研究の目的は、地域住民の狩猟対象となる哺乳類、主にダイカー類とよばれる小型の偶蹄類(ウシのなかま)の、地域ごとの生息数を明らかにすることだ。ダイカー類は近年の商業的狩猟の高まりによって、個体群の維持が危険視されており、保全当局と地域住民の間の軋轢も強くなってきている。そこで私たちは、科学的方法と地域住民の持つ地域固有の在来知を組み合わせることによって、住民が主体的な管理の担い手となるような、野生動物管理システムを立案しようとしている。
ダイカー類の生息数を知るために主に私が用いる手法は、自動撮影カメラという、動物が前を通ると自動的にビデオを撮影する機器である。月の半分以上は村で雇った調査助手数名とともに森に入り、キャンプ地を毎日移動しながら、広大な地域に点々とカメラを設置していく。

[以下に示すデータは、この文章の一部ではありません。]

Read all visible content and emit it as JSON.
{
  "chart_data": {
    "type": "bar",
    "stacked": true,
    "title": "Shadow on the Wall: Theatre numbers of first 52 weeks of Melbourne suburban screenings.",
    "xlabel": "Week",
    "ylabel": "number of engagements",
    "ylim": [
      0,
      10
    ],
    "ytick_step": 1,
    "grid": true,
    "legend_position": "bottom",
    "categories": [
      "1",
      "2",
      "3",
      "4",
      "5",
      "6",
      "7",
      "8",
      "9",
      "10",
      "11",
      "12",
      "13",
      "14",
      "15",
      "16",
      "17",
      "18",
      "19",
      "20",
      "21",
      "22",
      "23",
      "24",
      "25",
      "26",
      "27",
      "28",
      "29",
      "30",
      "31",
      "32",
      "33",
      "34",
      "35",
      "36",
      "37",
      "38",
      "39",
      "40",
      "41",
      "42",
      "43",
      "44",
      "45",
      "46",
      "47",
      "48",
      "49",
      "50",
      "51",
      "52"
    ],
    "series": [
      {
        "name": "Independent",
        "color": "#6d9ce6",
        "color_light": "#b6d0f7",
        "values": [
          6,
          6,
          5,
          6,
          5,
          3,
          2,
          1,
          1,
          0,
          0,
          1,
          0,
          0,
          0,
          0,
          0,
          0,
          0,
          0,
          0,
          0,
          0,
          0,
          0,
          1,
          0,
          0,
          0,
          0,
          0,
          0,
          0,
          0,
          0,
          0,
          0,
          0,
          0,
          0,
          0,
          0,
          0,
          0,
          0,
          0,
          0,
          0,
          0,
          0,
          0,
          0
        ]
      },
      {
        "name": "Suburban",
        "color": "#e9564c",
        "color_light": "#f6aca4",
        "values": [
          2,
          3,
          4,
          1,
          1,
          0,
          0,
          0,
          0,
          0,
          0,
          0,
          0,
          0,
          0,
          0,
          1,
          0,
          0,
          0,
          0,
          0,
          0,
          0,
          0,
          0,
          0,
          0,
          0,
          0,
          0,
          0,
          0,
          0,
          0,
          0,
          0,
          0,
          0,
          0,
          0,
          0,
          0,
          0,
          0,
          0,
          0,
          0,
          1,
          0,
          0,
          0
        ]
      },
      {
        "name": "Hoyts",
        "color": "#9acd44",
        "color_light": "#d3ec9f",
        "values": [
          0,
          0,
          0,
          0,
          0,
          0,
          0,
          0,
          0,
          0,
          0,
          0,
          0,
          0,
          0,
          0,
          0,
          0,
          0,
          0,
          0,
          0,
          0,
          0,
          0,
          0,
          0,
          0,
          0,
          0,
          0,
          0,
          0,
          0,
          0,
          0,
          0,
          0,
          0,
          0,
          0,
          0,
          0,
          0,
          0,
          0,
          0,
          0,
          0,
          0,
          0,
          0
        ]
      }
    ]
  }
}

風呂なし、トイレなし、歯磨きなし。一日の踏査が終わると、歩き続けて汗と土まみれになった身体を、村よりも格段に涼しい森のそよ風に当てて乾かし、ぼろぼろの登山靴を脱ぎ捨てて冷たい川の水で足を洗う。そのうちに、蛍がそこここで明滅をはじめる。調査助手の作ってくれたクスクス(キャッサバの粉を煮えた湯に入れ、杵でついた餅のようなもの)とトマトソースで胃を満たせば、あとは数千の虫の音に囲まれた、心地よい眠りだけが私たちを待っている。生態学調査は、修行であると同時に最高の贅沢でもある。